Ministers of State in the President’s Office
- In office 10 January 2022 – 11 December 2025
- President: Samia Suluhu
- Preceded by: Ummy Mwalimu

Minister of State in the Prime Minister's Office
- In office 11 December 2015 – 10 January 2022
- Prime Minister: Kassim Majaliwa
- Succeeded by: Joyce Ndalichako Pindi Chana

Deputy Minister of Education and Vocational Training
- In office 20 January 2014 – 5 November 2015
- Preceded by: Philipo Mulugo

Member of Parliament for Peramiho
- In office 1 December 2005 – 11 December 2025
- Preceded by: Simon Mbilinyi

Personal details
- Born: 23 June 1967 Songea Mjini, Songea District, Ruvuma Region, Tanzania
- Died: 11 December 2025 (aged 58) Dodoma, Tanzania
- Party: CCM
- Spouse: Leonard Laurent Mhagama
- Children: Victor, Victoria and Joakim
- Alma mater: Korogwe TTC (DipEd)
- Profession: Teacher

Military service
- Allegiance: United Rep. of Tanzania
- Branch/service: National Service
- Military camp: Mlale
- Duration: Two years

= Jenista Mhagama =

Tanzanian politician (1967–2025)

Jenista Joakim Mhagama (23 June 1967 – 11 December 2025) was a Tanzanian politician who was a Member of Parliament and the Minister of Health. She succeeded Ummy Mwalimu whose tenure in the role lasted 14 years. Mhagama was a politician belonging to the Chama Cha Mapinduzi (CCM) party, and had previously been a Member of Parliament for Peramiho constituency. In December 2015, she was appointed a Minister of State in the Prime Minister's Office responsible for Policy, Parliamentary Affairs, Labour, Employment, Youth and the Disabled in President John Magufuli's administration. In January 2022, she was moved to the President’s Office Good Governance and Public Services.

==Early life and education==
Mhagama was born on 23 June 1967. She completed her schooling from Peramiho Girls' Secondary School in 1986. In 1989, she received her Diploma in Education from the Korogwe Teachers Training College. She worked as a teacher for six years between 1991 and 1997.

==Political career==
Mhagama first became involved with CCM in 1987 and served in a variety of roles including in the youth and women wings of the party. She was first appointed to the Parliament from a special seat reserved for women in 2000.

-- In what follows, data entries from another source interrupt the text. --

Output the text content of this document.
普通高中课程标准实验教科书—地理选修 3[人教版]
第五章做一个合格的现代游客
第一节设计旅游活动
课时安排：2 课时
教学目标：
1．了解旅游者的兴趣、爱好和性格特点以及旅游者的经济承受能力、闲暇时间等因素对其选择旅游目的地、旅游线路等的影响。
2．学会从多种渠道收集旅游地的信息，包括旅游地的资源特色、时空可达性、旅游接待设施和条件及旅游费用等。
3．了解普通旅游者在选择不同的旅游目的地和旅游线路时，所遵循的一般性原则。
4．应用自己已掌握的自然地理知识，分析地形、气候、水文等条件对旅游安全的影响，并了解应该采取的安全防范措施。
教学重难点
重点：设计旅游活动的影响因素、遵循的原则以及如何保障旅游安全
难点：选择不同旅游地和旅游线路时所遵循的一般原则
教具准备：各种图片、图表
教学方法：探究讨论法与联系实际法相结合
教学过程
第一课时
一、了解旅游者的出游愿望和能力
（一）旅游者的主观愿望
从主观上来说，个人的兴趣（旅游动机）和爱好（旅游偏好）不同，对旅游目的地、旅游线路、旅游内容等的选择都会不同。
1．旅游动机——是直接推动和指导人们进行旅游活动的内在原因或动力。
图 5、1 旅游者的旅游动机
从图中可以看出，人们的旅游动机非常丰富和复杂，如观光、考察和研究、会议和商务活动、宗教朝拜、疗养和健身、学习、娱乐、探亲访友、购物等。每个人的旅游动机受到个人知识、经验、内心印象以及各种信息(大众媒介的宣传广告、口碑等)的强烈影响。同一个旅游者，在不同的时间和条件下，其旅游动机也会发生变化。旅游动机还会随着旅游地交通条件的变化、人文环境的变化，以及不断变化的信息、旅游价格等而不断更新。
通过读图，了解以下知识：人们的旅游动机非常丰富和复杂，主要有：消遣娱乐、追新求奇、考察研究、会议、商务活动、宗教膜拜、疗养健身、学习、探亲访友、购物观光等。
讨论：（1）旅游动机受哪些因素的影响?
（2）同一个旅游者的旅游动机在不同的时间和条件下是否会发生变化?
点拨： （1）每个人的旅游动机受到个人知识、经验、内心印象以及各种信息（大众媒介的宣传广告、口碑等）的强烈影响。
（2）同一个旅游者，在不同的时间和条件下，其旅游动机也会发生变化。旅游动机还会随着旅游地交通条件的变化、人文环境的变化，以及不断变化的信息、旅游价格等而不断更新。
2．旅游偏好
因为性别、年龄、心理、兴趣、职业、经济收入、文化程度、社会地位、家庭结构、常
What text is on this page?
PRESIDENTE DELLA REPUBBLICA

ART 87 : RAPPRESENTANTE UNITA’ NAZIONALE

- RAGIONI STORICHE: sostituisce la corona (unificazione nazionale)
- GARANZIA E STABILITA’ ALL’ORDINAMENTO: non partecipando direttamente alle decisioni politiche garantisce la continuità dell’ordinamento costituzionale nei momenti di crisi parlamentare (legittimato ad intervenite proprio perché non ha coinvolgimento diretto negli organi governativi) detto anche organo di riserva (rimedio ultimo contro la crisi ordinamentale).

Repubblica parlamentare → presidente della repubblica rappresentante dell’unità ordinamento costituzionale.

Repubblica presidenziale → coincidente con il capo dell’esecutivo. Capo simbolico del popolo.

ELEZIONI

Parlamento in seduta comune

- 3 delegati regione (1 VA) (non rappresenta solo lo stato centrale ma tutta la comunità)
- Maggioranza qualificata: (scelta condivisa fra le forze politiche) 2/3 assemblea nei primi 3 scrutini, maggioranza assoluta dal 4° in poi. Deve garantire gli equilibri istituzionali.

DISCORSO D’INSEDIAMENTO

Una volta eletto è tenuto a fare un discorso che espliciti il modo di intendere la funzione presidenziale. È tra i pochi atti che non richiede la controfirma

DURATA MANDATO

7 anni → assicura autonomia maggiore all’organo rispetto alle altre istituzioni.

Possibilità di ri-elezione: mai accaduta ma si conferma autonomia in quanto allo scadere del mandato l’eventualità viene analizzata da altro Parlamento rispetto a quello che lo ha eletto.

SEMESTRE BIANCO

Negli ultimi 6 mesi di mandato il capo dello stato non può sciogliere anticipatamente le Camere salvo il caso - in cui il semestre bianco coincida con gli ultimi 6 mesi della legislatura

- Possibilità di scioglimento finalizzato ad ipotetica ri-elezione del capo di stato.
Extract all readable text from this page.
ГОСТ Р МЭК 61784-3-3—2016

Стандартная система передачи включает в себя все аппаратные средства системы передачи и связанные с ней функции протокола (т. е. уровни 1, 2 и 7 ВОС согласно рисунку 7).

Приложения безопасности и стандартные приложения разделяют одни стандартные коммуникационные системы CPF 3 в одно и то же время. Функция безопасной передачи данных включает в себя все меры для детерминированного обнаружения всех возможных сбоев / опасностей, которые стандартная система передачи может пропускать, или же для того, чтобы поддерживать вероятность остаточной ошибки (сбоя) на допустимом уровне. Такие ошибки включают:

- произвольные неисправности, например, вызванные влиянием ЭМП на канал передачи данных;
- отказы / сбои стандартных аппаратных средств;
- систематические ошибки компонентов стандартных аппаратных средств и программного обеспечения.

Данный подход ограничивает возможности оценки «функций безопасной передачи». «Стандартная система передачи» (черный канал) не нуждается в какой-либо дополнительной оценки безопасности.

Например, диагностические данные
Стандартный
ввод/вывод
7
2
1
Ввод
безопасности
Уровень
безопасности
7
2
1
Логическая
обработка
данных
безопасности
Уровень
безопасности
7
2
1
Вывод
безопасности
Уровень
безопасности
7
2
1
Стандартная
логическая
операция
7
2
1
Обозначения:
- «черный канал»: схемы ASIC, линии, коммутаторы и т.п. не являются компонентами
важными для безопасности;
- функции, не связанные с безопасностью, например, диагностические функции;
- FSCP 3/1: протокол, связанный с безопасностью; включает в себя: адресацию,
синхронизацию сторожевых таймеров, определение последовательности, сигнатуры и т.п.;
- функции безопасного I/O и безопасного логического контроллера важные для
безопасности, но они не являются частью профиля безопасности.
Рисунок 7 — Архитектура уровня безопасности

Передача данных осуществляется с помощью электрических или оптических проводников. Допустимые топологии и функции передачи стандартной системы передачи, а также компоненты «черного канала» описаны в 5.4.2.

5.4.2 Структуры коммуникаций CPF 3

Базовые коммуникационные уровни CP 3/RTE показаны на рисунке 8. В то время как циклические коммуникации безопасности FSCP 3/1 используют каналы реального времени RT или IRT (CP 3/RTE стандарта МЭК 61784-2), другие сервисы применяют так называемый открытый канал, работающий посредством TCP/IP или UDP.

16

In 2005, she defeated former Finance Minister Simon Mbilinyi in a primary for the right to represent CCM in the upcoming elections for Peramiho constituency in Ruvuma Region. An analysis found that Mhagama was the second most active MP in the 2005-2010 Parliament in terms of contributions to debates and questions to ministers.

Mhagama was the Deputy Minister for Education and Vocational Training in President Jakaya Kikwete's administration between January 2014 and January 2015. Then in a cabinet reshuffle, she was promoted and named Minister of State in the Prime Minister's Office for Policy, coordination and parliamentary affairs.

In the 2015 general elections, Mhagama won her Peramiho seat against CHADEMA candidate Erasmo Mwingira by a vote margin of 32,057 votes to 11,462. In the new President John Magufuli's cabinet, she was appointed a Minister in the Prime Minister’s Office for Labour, Employment, Youth and People with Physical Disabilities. In January 2022, she was moved to the President’s Office Good Governance and Public Services. Mhagama was sworn in as Tanzania's Minister of Health on 15 August 2024 by President Samia Suluhu Hassan.

==Death==
Jenista Mhagama died in Dodoma, Tanzania on 11 December 2025, at the age of 58. After funeral services in Dodoma and Peramiho, her burial was scheduled to be held on 16 December in Ruanda Village in Mbinga District.